A cette règle, même les exceptions sont discutables, tant l’appropriation d’un livre relève de l’intime. Que Le Procès d’Orson Welles soit considéré comme un chef d’œuvre n’en fait nullement, à mes yeux, une digne adaptation de Kafka.

Il y a des écrivains dits « inadaptables », prétextes à tous les défis ; pour moi il y a simplement  des écrivains chers et, d’une certaine façon, sacrés. S’agissant de Dostoïevki, dont la fréquentation précoce n’est pas étrangère à certaine orientation slave de ma vie, apprenant l’existence du film de Pierre Léon, je ne pouvais ressentir qu’une appréhension égale à l’impatience d’y retrouver mon actrice préférée ; Jeanne Balibar interprétant Nastassia Philipovna : cela ne pouvait être un scandale, une erreur, pas même une faute de goût. L’Idiot n’est certes pas le Dostoïevski que je citerais en premier (j’hésite entre Crime et Châtiment, Les frères Karamazov, mais c’est peut-être Les Possédés) ; toutefois, au nombre des imposantes figures féminines qui animent ses romans (peut-être  les plus admirables de toute la littérature mondiale), Nastassia Philipovna demeure à mes yeux la plus fascinante (avec Sonia qui, en dépit des apparences, partage avec elle un même alliage de mœurs légères et de grandeur morale). Nulle actrice mieux que Jeanne Balibar ne sait se montrer aussi naturellement altière.

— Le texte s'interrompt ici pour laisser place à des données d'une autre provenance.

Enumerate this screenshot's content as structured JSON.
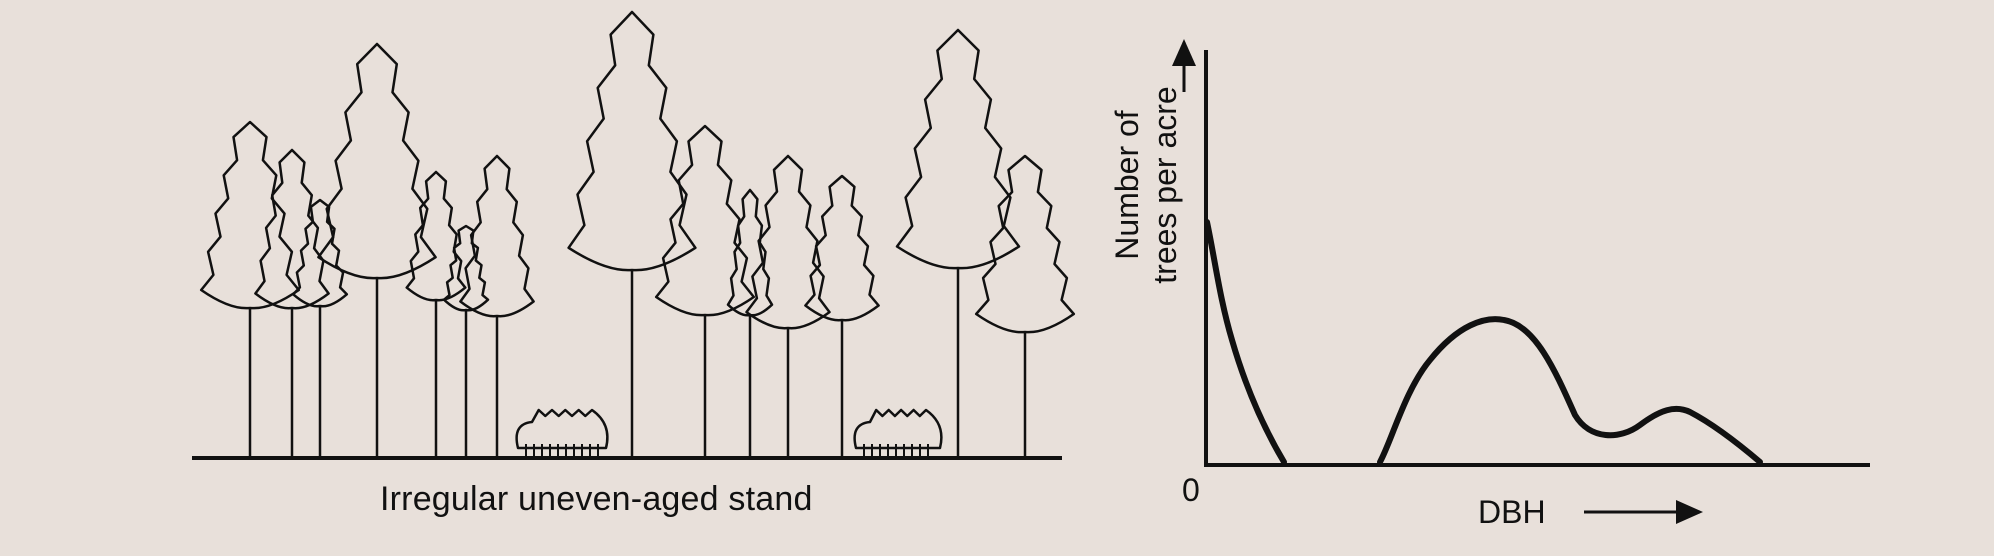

C’est d’ailleurs autour d’elle ou à partir d’elle, viscéralement, que Pierre Léon resserre son sujet. Il met donc en scène un extrait du roman et non pas l‘œuvre tout entière ; c’est un film court, dense, parfaitement métonymique. Un huis-clos aussi : le réalisateur a beau justifier sa démarche par des contraintes budgétaires, la coupe sèche n’en est pas moins judicieuse voire préférable. Pierre Léon esquive l’exhaustivité du puriste. Ce roman-là ne se contente pas seulement de sembler long, mais il est paroxystique, contradictoire et, on s’en doute, prolixe. La trame se constitue d’une succession de dialogues épuisants, névrosés : tout est dans ce qui se dit, dans ce qui se contredit – la  pensée avance par la confrontation. Ça se lit très bien, évidemment, mais le cinéma fonctionne sur un langage différent, sur d’autres codes. En guise de réponse et non sans quelque provocation, le réalisateur présente l’épisode d’un feuilleton qui n’existe pas.

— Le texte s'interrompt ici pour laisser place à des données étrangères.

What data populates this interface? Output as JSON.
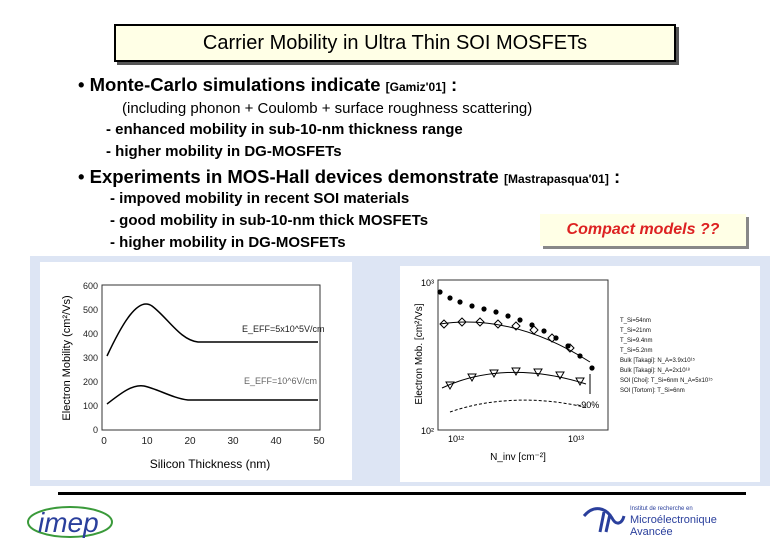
{
  "title": "Carrier Mobility in Ultra Thin SOI MOSFETs",
  "bullet1": {
    "text": "• Monte-Carlo simulations indicate ",
    "ref": "[Gamiz'01]",
    "colon": " :",
    "paren": "(including phonon + Coulomb + surface roughness scattering)",
    "items": [
      "- enhanced mobility in sub-10-nm thickness range",
      "- higher mobility in DG-MOSFETs"
    ]
  },
  "bullet2": {
    "text": "• Experiments in MOS-Hall devices demonstrate ",
    "ref": "[Mastrapasqua'01]",
    "colon": " :",
    "items": [
      "- impoved mobility in recent SOI materials",
      "- good mobility in sub-10-nm thick MOSFETs",
      "- higher mobility in DG-MOSFETs"
    ]
  },
  "compact_models": "Compact models ??",
  "left_plot": {
    "ylabel": "Electron Mobility (cm²/Vs)",
    "xlabel": "Silicon Thickness (nm)",
    "yticks": [
      "600",
      "500",
      "400",
      "300",
      "200",
      "100",
      "0"
    ],
    "xticks": [
      "0",
      "10",
      "20",
      "30",
      "40",
      "50"
    ],
    "label_high": "E_EFF=5x10^5V/cm",
    "label_low": "E_EFF=10^6V/cm"
  },
  "right_plot": {
    "ylabel": "Electron Mob. [cm²/Vs]",
    "xlabel": "N_inv [cm⁻²]",
    "xticks": [
      "10¹²",
      "10¹³"
    ],
    "yticks": [
      "10³",
      "10²"
    ],
    "annotation": "~90%",
    "legend": [
      "T_Si=54nm",
      "T_Si=21nm",
      "T_Si=9.4nm",
      "T_Si=5.2nm",
      "Bulk [Takagi]: N_A=3.9x10¹⁵",
      "Bulk [Takagi]: N_A=2x10¹⁸",
      "SOI [Choi]: T_Si=6nm N_A=5x10¹⁵",
      "SOI [Tortorn]: T_Si=6nm"
    ]
  },
  "logos": {
    "left": "imep",
    "right_small": "Institut de recherche en",
    "right_big1": "Microélectronique",
    "right_big2": "Avancée"
  },
  "colors": {
    "title_bg": "#ffffe6",
    "figure_bg": "#dde5f4",
    "compact_text": "#dd2222",
    "imep_blue": "#2a3f9c",
    "imep_green": "#3a9a3a"
  }
}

La séquence choisie est celle d’une soirée donnée par Nastassia Philipovna (Jeanne Balibar donc), au cours de laquelle la jeune femme s’amuse à confronter ses prétendants (ils sont nombreux), sincères ou intéressés, sous deux regards qui s’opposent : celui, décadent et légèrement éteint, de son ancien « protecteur », et l’autre, celui de l’idiot, pareil au regard d’un enfant. Tour à tour coquette, enjôleuse, fragile, cruelle, coupante et cynique, telle une passionaria de sa propre cause perdue, elle subjugue l’assemblée, la tourne et la retourne selon un plan, dirait-on,  prémédité. Sans jamais se départir d’une élégance, d’une beauté, d’une intelligence qui sont également les instruments de sa perte. Le tout s’inscrit dans un jeu de la vérité qui met chacun au défi de faire l’exposé public de sa pire action.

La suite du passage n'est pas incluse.